Hoxton got as far as submission and has been turned down after I had waited in that rather comfy little bubble of hope for a considerable time. Yesterday I moped a little but soon recovered knowing I just need to find the right person at the right point.

Here’s an extract from my other working novel, developed from a short story called The 158th Book, where the main character, Hamish (at this point in hospital after falling though a floor) asks himself the question: when is it OK to say you are a writer.

The ward is quiet this morning, just the sound of the squeaky-wheeled medicine trolley and my adjacent neighbour reading a crossword out loud. He stops, exasperated by a clue.

    “Hamish?”

    I turn, wincing a little at my shoulder’s protest.

    “Leroy?”

    “Dog crossing undefined wilderness sometimes in underwear’. First letter P.”

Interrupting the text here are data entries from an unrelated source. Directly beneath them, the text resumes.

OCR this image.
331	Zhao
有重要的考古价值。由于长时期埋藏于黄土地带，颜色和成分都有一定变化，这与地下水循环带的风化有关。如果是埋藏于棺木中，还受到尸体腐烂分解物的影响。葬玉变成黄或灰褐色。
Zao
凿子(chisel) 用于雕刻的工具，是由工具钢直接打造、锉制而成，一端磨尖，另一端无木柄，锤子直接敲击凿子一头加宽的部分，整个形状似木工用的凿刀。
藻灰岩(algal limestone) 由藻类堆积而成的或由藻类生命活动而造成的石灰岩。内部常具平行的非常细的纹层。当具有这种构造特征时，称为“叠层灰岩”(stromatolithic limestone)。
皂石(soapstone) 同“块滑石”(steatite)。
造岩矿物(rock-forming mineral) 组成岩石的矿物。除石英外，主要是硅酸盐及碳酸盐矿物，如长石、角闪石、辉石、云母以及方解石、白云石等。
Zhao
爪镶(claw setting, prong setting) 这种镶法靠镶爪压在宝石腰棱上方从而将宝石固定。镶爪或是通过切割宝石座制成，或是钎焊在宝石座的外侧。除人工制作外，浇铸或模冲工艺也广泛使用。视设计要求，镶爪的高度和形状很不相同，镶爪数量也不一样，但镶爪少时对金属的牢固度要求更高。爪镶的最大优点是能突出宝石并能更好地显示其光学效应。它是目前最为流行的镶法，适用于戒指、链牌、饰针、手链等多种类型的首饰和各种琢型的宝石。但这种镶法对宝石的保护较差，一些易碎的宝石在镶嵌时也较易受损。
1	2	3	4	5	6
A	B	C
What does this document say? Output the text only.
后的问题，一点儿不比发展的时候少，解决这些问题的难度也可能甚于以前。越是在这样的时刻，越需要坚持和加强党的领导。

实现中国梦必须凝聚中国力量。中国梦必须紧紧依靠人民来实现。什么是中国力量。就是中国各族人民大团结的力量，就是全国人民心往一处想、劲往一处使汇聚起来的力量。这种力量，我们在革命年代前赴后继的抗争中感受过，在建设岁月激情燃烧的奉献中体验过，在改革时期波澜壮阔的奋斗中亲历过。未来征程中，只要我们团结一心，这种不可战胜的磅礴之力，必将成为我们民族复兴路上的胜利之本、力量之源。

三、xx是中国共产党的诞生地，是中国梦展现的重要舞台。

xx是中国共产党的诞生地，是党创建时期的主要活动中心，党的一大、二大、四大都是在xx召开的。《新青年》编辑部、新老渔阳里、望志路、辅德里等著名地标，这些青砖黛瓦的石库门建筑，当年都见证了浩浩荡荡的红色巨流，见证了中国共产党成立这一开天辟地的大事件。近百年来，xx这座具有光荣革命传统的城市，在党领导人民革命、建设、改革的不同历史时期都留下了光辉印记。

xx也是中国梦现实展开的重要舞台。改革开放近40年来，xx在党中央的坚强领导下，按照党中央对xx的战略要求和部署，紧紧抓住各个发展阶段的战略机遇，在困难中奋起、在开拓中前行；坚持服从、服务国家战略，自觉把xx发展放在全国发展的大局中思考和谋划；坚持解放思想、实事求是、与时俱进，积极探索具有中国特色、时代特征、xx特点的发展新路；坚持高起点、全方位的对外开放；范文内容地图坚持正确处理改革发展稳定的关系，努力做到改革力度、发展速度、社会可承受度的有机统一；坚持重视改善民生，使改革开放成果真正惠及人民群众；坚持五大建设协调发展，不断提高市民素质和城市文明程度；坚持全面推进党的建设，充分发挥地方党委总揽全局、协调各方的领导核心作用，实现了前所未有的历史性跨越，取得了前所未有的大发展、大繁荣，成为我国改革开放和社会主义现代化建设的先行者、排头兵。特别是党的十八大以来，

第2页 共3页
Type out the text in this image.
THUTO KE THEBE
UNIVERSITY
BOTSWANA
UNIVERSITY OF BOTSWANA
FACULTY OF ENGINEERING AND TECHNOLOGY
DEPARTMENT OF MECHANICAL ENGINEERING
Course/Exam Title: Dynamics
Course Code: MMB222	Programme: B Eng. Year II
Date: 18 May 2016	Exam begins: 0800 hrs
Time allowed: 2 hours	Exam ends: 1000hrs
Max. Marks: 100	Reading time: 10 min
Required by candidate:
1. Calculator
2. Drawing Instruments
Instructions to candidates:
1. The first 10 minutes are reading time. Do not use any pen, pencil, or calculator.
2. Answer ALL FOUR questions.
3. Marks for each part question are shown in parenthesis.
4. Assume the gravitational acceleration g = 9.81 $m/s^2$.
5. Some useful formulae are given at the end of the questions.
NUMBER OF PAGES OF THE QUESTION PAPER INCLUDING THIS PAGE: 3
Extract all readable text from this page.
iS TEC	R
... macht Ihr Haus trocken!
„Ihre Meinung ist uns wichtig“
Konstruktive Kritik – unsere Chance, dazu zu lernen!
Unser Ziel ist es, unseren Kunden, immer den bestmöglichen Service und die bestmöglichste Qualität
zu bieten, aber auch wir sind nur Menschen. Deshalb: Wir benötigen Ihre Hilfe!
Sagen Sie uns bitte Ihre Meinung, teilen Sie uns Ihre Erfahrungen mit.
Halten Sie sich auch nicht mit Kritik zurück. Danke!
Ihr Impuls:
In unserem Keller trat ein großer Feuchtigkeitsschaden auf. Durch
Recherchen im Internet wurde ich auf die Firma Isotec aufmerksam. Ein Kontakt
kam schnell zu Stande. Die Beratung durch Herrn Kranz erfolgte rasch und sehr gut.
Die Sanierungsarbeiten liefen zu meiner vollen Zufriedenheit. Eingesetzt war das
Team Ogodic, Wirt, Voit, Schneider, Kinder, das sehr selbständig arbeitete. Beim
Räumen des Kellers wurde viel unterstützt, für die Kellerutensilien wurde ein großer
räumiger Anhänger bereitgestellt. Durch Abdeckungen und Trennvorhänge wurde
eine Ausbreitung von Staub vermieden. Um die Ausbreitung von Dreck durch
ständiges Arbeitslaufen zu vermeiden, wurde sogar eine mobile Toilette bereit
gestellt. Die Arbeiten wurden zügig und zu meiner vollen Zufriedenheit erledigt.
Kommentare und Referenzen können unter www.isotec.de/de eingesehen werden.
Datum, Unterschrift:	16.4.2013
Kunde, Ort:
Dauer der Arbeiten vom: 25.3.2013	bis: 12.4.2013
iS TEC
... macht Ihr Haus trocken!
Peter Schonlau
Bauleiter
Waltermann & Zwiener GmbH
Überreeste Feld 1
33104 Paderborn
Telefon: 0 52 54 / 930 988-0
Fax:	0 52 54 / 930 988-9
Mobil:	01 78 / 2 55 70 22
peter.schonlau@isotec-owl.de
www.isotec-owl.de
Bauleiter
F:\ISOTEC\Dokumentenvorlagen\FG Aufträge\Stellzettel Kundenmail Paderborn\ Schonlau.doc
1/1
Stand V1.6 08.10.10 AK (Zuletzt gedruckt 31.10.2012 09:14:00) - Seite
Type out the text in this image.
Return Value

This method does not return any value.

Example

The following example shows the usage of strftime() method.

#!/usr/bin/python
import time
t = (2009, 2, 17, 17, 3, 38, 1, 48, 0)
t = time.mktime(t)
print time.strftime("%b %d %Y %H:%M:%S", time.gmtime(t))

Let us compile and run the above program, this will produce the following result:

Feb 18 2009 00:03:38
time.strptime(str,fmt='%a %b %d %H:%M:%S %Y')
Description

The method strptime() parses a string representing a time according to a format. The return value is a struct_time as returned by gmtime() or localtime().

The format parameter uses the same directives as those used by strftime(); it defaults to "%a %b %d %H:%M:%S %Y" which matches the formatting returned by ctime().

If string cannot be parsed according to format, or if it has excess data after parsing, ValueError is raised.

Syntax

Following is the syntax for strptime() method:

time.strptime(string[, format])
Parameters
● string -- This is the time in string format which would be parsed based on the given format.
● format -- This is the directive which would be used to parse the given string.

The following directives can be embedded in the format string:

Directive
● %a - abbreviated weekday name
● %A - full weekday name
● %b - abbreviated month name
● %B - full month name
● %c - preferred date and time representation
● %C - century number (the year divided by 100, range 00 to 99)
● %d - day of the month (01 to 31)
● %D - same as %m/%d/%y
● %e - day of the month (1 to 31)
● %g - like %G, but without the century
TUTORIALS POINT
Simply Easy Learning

    I look at his old black face, grey eyebrows furrowed in friendly question and wish I could help. Crosswords always elude me.

    “. . . er. Something to do with the night sky?”

    He peruses the page again: “P . . . mm. Nope. What about, ‘oves snared within foliage’? Three words starting with S.”

    “Sheep-eating plant.”

    “ . . . . S. H. E.E.P. Yes . . . man, how’d d’you know that?”

    I’m stunned myself. “I just remember feeling horrified that there is actually a plant that reaches out and grabs large animals.”

    “Not in London?”

    “No. Peru, I think. Although, apparently brambles can do the same thing.”

    “Blackberry plants can eat sheep?”

    “Not as such. It’s the thorns . . . the sheep gets stuck as it tries to free its wool from the plants, gets more stuck and eventually dies, thus nourishing the bramble bush – for ever pretty much considering the size of the animal.”

    Leroy looks impressed. “What did you say you do?”

    “I’m a writer.”

    He nods, smiles and goes back to his crossword and I sit there thinking about that phrase. ‘I’m a writer’. Do you become a writer when someone with special powers says so – like a chief editor at a major publishing house? Or are you allowed to just say, ‘I’m a writer’ if you write?